Italia y España ofrecieron un primer tiempo con el miedo en el cuerpo. Los dos resultaron ser espejos deformes de un fútbol cautivo. Un respeto desmesurado que se transformó en un miedo visceral con dos equipos más preocupados en las debilidades ajenas que en las convicciones propias. Un juego intrascendente, vacío, sin profundidad. La segunda parte fue otra cosa. Chispazos, luces, sabores, sonidos, imaginaciones desbordadas, y una poesía futbolística que nos elevó sobre lo austero, sobre la mezquindad. De inmediato se perdieron las “formas” y amaneció la contundencia de la historia. En un contragolpe de libro, como no, a la italiana, Federico Chiesa, metió a Italia en el partido con un golazo; un premio excesivo. A partir de ese momento la “gota malaya” española, esa obsesión enfermiza por el balón, volvió a ponerse en funcionamiento.

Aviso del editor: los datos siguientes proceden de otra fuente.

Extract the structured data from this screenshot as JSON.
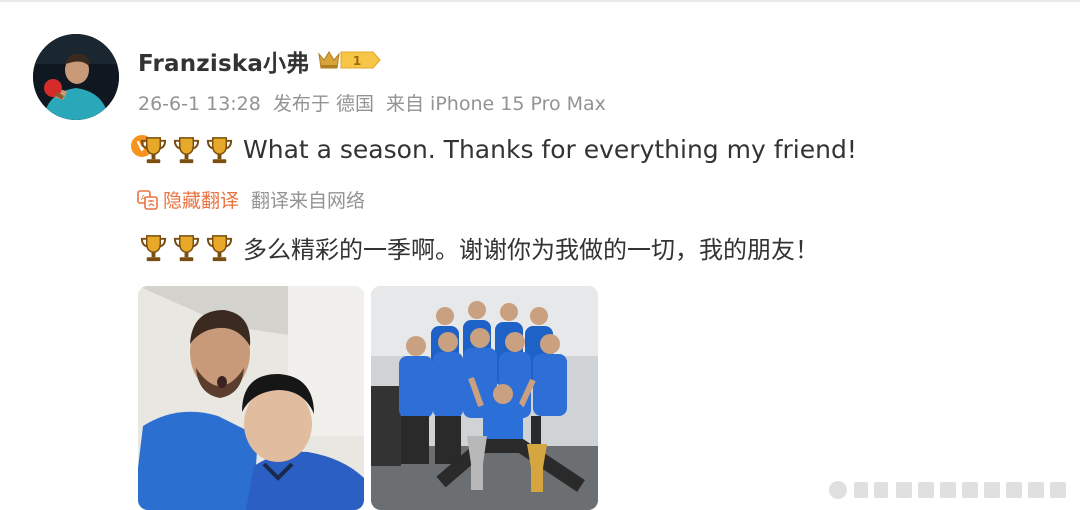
{
  "post": {
    "username": "Franziska小弗",
    "meta": {
      "date": "26-6-1 13:28",
      "location": "发布于 德国",
      "device": "来自 iPhone 15 Pro Max"
    },
    "text": "What a season. Thanks for everything my friend!",
    "translate": {
      "hide_label": "隐藏翻译",
      "source_label": "翻译来自网络"
    },
    "translated_text": "多么精彩的一季啊。谢谢你为我做的一切，我的朋友！",
    "trophy_count": 3,
    "member_badge_level": "1",
    "images_count": 2
  },
  "colors": {
    "accent_orange": "#eb7340",
    "meta_gray": "#939393",
    "text": "#333333",
    "verified_orange": "#f7931e"
  },
  "icons": [
    "verified-icon",
    "vip-crown-icon",
    "trophy-icon",
    "translate-icon"
  ]
}
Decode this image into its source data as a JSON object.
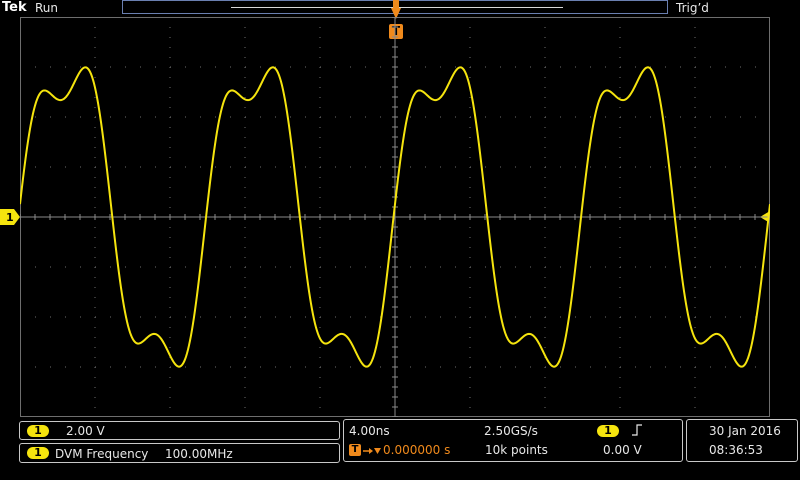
{
  "header": {
    "brand": "Tek",
    "acquisition_state": "Run",
    "trigger_state": "Trig’d"
  },
  "markers": {
    "trigger_marker": "T",
    "channel_marker": "1"
  },
  "channel1": {
    "label": "1",
    "vertical_scale": "2.00 V",
    "color": "#f5e40e"
  },
  "dvm": {
    "channel": "1",
    "label": "DVM Frequency",
    "value": "100.00MHz"
  },
  "horizontal": {
    "time_per_div": "4.00ns",
    "sample_rate": "2.50GS/s",
    "trigger_badge": "T",
    "delay": "0.000000 s",
    "record_length": "10k points"
  },
  "trigger": {
    "source": "1",
    "slope_icon": "rising-edge-icon",
    "level": "0.00 V",
    "color": "#f08a1c"
  },
  "datetime": {
    "date": "30 Jan  2016",
    "time": "08:36:53"
  },
  "waveform": {
    "frequency_mhz": 100,
    "harmonic3_ratio": 0.24,
    "harmonic3_phase": 0.35
  }
}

Hay jugadores que rompen el principio de Arquímedes, puesto que desalojan muchos más de lo que pesan, del mismo modo, los hay que arrojan una sombra desmesurada, que no se corresponde con la dimensión real de su persona. Es el caso de Dani Olmo, tal vez la mejor figura del partido, un “novato” con un futuro excepcional, que en esta semifinal terminó de confirmar su talento. Italia terminó con el rostro girado hacia la súplica. Cuesta encontrar una figura relevante en el conjunto italiano. Tal vez la personalidad Chiellini, y algunos destellos de Insigne. Nada más. El empate de Morata en el minuto ochenta igualó un partido que se fue a la prórroga con el mismo perfil: una Italia esperando, y el equipo español con el dominio del partido.
Los penales se quedan para la anécdota. Fallaron Locatelli para los “azurri”, y Olmo y Morata para la “roja”. España se va de la Eurocopa iluminado por un fútbol edificado en la belleza. Sorprende observar lo mirado, detener la imagen de lo acontecido, y profundizar en ella. Hacerse con el balón, encontrar los espacios, acorralar al contrario, crear las mejores ocasiones, y llevarte un resultado adverso. No sienta bien. Hace tres décadas, Johan Cruyff, se lo explicó a la furia española. Ya no embisten. Solo juegan.
Por su parte Italia se sube a la esperanza para seguir soñando. Desde sus enormes limitaciones, sus fobias y sus dudas. Sabe que el fútbol que no se pude vivir se puede soñar. Soñar es otra manera de vivir, más libre, más bella, más auténtica. No va a dormir esta noche. Ya sueña con Inglaterra o con Dinamarca, y sueña con que le acompañe otra vez la suerte.
(*) Ex jugador de Vélez, y campeón Mundial Tokio 1979.